In the second part, we propose a metric for no-reference quality assessment of contrast-changed images by using a novel semi-supervised RPCA model, which can realize feature selection and denoising simultaneously, guided by the available supervisory information. To select features adaptively, the information-oriented features (e.g. entropy and natural scene statistics) and appearance-oriented features (e.g. colorfulness) are adopted. The proposed model is formulated as a constraint optimization problem, which is further casted to a convex problem and solved via augmented Lagrangian multiplier method.

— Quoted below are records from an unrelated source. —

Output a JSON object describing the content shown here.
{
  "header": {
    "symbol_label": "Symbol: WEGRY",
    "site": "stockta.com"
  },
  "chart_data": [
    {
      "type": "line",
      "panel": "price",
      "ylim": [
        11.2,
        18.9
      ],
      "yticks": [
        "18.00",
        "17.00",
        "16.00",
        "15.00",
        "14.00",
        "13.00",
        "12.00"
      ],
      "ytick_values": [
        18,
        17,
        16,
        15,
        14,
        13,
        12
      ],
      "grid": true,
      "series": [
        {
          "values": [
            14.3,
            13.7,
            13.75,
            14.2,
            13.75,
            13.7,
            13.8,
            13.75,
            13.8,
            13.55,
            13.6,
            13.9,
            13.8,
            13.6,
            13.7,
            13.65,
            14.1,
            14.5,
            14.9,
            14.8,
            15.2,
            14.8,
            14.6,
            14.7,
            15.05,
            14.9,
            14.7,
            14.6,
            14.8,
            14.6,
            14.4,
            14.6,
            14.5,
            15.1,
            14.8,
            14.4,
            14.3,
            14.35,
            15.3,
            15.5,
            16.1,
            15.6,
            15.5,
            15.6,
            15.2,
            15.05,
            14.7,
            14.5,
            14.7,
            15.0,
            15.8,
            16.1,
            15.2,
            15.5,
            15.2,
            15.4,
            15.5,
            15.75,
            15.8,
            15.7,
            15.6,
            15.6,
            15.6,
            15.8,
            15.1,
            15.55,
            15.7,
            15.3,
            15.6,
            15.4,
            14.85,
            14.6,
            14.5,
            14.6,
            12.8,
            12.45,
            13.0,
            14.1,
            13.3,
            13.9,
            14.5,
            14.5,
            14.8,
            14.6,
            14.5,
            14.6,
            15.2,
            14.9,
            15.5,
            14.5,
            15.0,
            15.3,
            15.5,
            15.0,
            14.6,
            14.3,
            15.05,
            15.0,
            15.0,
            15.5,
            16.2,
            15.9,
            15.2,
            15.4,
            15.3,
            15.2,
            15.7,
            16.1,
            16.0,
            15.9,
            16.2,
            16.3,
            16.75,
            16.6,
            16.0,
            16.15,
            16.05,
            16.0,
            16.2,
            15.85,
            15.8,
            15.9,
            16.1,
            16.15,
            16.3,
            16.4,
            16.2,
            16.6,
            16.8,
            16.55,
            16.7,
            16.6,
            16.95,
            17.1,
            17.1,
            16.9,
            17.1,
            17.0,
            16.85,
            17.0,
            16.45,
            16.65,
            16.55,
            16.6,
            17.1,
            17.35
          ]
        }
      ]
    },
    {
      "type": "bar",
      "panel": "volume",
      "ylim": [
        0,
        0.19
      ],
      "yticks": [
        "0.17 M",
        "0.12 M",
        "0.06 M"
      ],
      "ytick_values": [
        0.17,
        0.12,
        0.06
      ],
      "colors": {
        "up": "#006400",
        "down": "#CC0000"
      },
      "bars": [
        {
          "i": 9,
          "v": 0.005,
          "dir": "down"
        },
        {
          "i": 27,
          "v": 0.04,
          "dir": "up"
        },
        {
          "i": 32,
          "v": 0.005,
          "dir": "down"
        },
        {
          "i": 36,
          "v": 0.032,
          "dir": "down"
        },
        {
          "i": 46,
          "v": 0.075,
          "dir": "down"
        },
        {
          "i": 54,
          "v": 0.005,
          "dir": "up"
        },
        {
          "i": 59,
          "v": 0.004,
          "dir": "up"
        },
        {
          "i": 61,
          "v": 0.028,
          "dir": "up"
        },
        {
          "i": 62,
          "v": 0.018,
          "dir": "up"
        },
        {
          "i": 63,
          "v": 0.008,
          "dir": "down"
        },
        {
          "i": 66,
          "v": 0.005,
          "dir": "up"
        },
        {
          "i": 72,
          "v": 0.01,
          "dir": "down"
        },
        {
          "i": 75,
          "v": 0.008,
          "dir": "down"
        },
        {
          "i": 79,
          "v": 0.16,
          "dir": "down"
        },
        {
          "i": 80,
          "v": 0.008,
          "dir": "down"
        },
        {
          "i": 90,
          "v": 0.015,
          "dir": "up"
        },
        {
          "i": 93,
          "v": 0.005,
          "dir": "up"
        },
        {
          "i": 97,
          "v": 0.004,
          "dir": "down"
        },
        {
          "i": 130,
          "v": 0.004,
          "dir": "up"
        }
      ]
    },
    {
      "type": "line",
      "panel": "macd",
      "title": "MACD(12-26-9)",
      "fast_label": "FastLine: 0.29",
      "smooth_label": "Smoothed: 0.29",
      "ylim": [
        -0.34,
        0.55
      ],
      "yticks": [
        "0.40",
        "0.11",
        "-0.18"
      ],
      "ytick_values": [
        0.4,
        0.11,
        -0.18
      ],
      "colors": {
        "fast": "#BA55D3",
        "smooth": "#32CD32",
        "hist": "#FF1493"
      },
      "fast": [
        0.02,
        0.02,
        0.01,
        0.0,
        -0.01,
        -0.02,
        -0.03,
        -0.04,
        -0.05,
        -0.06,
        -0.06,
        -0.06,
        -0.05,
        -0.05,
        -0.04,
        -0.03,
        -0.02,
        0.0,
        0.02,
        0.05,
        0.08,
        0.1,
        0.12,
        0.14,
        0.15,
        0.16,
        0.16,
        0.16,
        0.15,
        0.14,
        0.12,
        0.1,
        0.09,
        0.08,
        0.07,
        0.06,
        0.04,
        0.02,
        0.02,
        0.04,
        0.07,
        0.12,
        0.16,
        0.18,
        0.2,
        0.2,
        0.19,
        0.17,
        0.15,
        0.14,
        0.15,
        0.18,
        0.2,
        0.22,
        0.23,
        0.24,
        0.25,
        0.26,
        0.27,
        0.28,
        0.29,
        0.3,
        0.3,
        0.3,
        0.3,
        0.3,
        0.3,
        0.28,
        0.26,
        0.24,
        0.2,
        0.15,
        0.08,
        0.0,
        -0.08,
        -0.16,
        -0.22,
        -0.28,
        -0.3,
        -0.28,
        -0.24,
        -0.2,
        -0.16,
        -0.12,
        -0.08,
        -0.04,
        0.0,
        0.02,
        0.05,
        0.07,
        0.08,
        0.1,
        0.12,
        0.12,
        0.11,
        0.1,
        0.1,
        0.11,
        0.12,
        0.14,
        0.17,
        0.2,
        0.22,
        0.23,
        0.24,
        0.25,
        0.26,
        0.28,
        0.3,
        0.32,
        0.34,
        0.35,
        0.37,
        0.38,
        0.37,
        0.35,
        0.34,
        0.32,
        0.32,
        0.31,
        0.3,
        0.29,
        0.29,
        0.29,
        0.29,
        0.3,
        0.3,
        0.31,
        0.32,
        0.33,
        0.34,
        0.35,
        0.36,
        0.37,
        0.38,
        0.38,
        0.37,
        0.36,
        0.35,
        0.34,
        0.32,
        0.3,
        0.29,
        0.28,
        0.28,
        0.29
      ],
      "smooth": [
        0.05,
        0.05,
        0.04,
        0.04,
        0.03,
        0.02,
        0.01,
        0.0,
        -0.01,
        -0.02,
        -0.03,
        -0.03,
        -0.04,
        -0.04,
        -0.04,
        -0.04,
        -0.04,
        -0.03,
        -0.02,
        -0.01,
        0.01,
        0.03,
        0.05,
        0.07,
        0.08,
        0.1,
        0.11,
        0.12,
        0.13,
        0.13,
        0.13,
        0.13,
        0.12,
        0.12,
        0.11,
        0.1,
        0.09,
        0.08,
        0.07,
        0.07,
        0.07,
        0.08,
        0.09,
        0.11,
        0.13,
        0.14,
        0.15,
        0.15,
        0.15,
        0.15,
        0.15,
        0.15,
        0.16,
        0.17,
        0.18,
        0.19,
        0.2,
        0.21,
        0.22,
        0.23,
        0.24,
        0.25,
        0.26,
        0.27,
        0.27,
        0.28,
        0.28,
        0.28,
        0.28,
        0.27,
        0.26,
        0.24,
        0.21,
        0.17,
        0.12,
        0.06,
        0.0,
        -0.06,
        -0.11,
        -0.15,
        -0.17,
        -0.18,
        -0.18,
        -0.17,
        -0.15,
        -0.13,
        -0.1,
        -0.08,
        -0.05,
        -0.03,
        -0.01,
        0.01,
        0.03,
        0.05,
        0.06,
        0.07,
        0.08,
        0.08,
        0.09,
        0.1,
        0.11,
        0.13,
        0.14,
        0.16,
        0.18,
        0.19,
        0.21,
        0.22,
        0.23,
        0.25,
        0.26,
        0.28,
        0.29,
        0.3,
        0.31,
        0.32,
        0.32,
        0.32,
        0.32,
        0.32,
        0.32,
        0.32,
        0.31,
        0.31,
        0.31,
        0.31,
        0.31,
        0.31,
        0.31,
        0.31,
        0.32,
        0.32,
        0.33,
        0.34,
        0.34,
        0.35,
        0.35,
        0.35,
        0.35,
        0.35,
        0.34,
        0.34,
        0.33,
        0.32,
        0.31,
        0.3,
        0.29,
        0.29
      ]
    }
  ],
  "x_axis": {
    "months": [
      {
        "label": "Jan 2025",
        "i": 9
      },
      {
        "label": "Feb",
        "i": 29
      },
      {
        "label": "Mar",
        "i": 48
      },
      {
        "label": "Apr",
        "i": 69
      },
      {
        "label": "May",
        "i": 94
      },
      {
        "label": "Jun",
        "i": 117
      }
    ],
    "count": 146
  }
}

In the third part, we propose a CNN-based algorithm for NR-IQA via object detection. The network has three parts: an object detector, an image quality prediction network, and a self-correction measurement (SCM) network. First, we detect objects from input image by the object detector. Second, a ResNet-18 network is applied to extract features of the input image and a fully connected (FC) layer is followed to estimate image quality. Third, the features of both the image and its detected objects are extracted by another ResNet-18, then the features of each object are concatenated to the features of the image, respectively. Then, another FC layer is followed to compute the correction value of each object. Finally, the predicted image quality is amended by the SCM values. Experimental results demonstrate that the proposed NR-IQA model has state-of-the-art performance. In addition, cross-databases evaluation indicates the great generalization ability of the proposed model.